In this chapter we will discuss in depth the results that have emerged in recent work on the covering test in first-order logic (Giordana and Saitta, 2000; Maloberti and Sebag, 2004); this was introduced in Section 5.2.3, with particular emphasis on the DATALOG language. With this language, the covering test for a hypothesis ϕ(x1, …, xn) reduces to the problem of finding a substitution θ, for the variables x1, …, xn, by a set of constants a1, …, an that satisfies the formula ϕ.
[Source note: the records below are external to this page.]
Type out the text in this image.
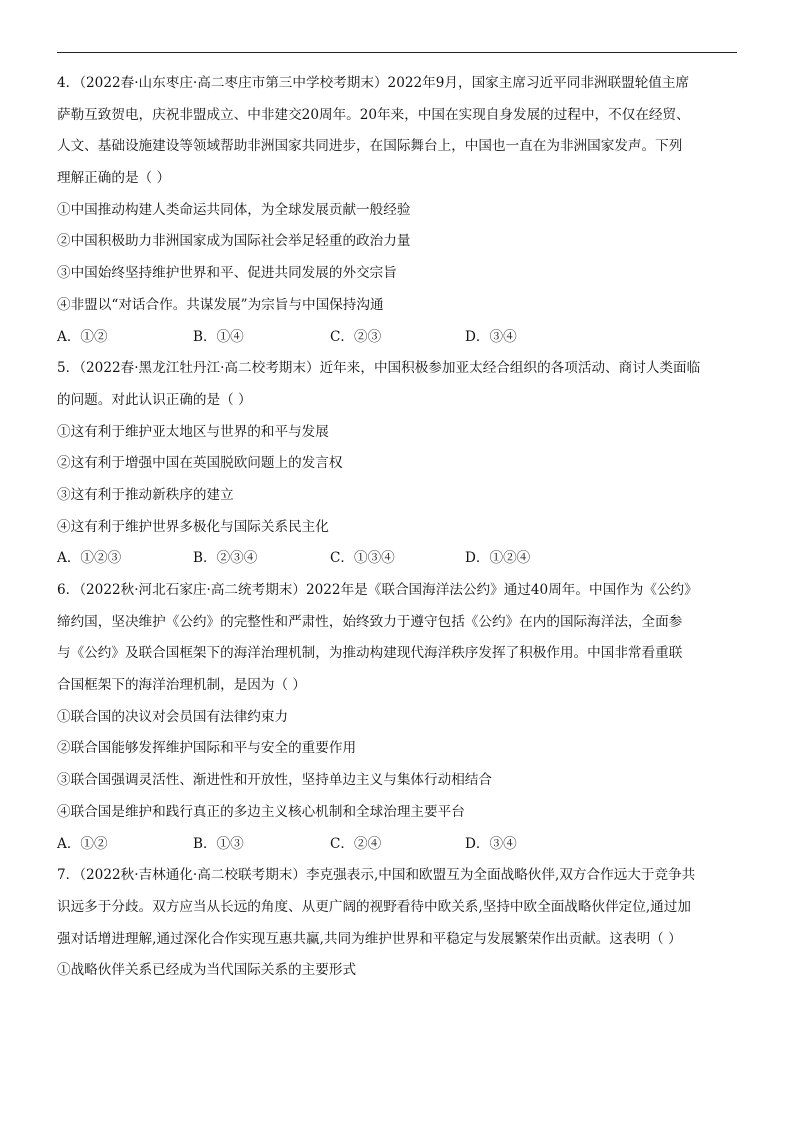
4．（2022春·山东枣庄·高二枣庄市第三中学校考期末）2022年9月，国家主席习近平同非洲联盟轮值主席
萨勒互致贺电，庆祝非盟成立、中非建交20周年。20年来，中国在实现自身发展的过程中，不仅在经贸、
人文、基础设施建设等领域帮助非洲国家共同进步，在国际舞台上，中国也一直在为非洲国家发声。下列
理解正确的是（ ）
①中国推动构建人类命运共同体，为全球发展贡献一般经验
②中国积极助力非洲国家成为国际社会举足轻重的政治力量
③中国始终坚持维护世界和平、促进共同发展的外交宗旨
④非盟以“对话合作。共谋发展”为宗旨与中国保持沟通
A．①②	B．①④	C．②③	D．③④
5．（2022春·黑龙江牡丹江·高二校考期末）近年来，中国积极参加亚太经合组织的各项活动、商讨人类面临
的问题。对此认识正确的是（ ）
①这有利于维护亚太地区与世界的和平与发展
②这有利于增强中国在英国脱欧问题上的发言权
③这有利于推动新秩序的建立
④这有利于维护世界多极化与国际关系民主化
A．①②③	B．②③④	C．①③④	D．①②④
6．（2022秋·河北石家庄·高二统考期末）2022年是《联合国海洋法公约》通过40周年。中国作为《公约》
缔约国，坚决维护《公约》的完整性和严肃性，始终致力于遵守包括《公约》在内的国际海洋法，全面参
与《公约》及联合国框架下的海洋治理机制，为推动构建现代海洋秩序发挥了积极作用。中国非常看重联
合国框架下的海洋治理机制，是因为（ ）
①联合国的决议对会员国有法律约束力
②联合国能够发挥维护国际和平与安全的重要作用
③联合国强调灵活性、渐进性和开放性，坚持单边主义与集体行动相结合
④联合国是维护和践行真正的多边主义核心机制和全球治理主要平台
A．①②	B．①③	C．②④	D．③④
7．（2022秋·吉林通化·高二校联考期末）李克强表示,中国和欧盟互为全面战略伙伴,双方合作远大于竞争共
识远多于分歧。双方应当从长远的角度、从更广阔的视野看待中欧关系,坚持中欧全面战略伙伴定位,通过加
强对话增进理解,通过深化合作实现互惠共赢,共同为维护世界和平稳定与发展繁荣作出贡献。这表明（ ）
①战略伙伴关系已经成为当代国际关系的主要形式
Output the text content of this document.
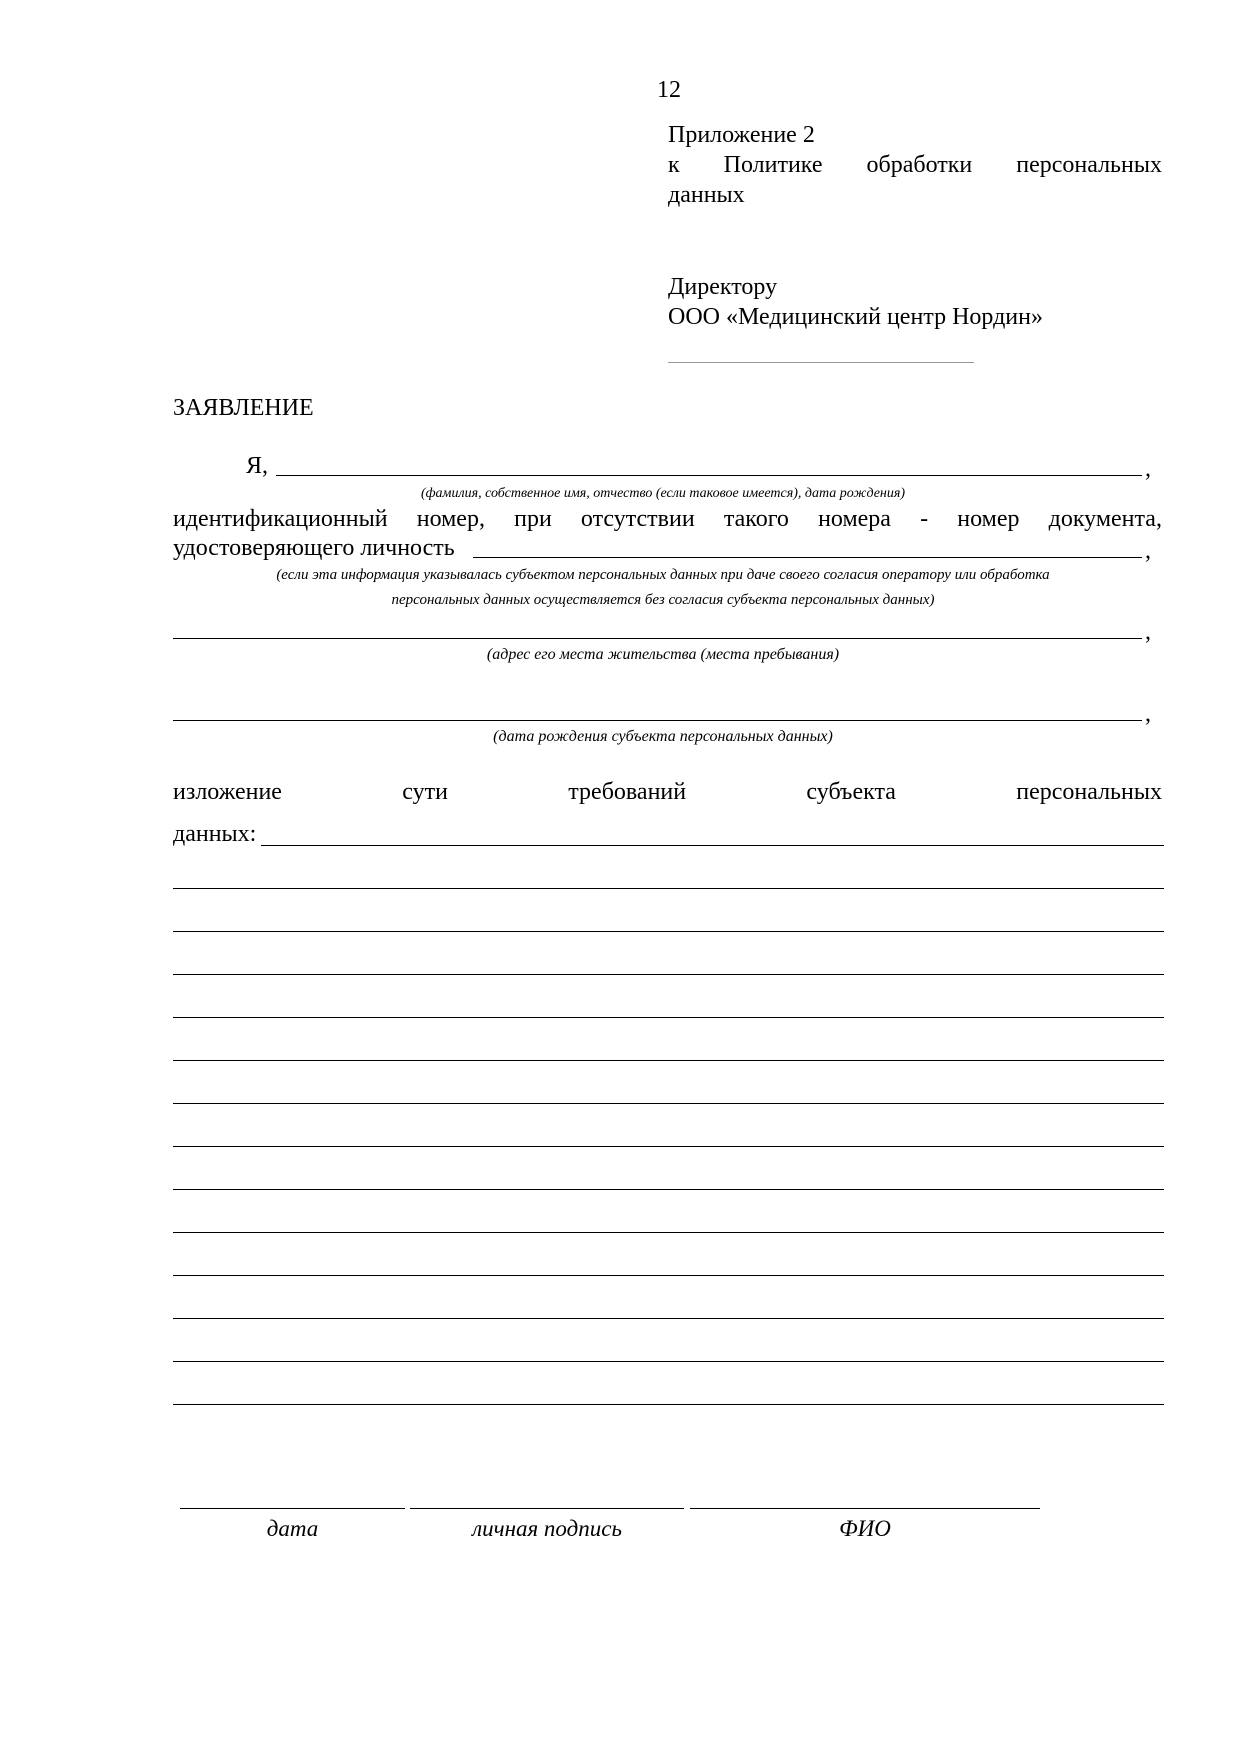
12
Приложение 2
к Политике обработки персональных
данных
Директору
ООО «Медицинский центр Нордин»
ЗАЯВЛЕНИЕ
Я,	,
(фамилия, собственное имя, отчество (если таковое имеется), дата рождения)
идентификационный номер, при отсутствии такого номера - номер документа,
удостоверяющего личность	,
(если эта информация указывалась субъектом персональных данных при даче своего согласия оператору или обработка
персональных данных осуществляется без согласия субъекта персональных данных)
,
(адрес его места жительства (места пребывания)
,
(дата рождения субъекта персональных данных)
изложение	сути	требований	субъекта	персональных
данных:
дата	личная подпись	ФИО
Moreover, in Section 8.3 we showed how a covering test, i.e., the matching problem (ϕ, e), can be transformed into a CSP. As a consequence, a phase transition may be expected in the covering test, according to results obtained by several authors (Smith and Dyer, 1996; Prosser, 1996). As discussed in Chapter 4, studies on CSPs have exploited a variety of generative models designed to randomly sample areas of interest in the CSP space. As the CSPs occurring in practice may have hundreds or thousands of variables and constraints, the investigations were oriented toward large problems; also, there was much interest in the asymptotic behavior of CSPs for large n.
Machine learning deals with small CSP problems
In machine learning, even though the equivalence of the matching problem with a CSP suggests the emergence of a phase transition, the range of problem sizes involved is much smaller, as the typical number of variables and constraints in relational learning is rarely greater than 10.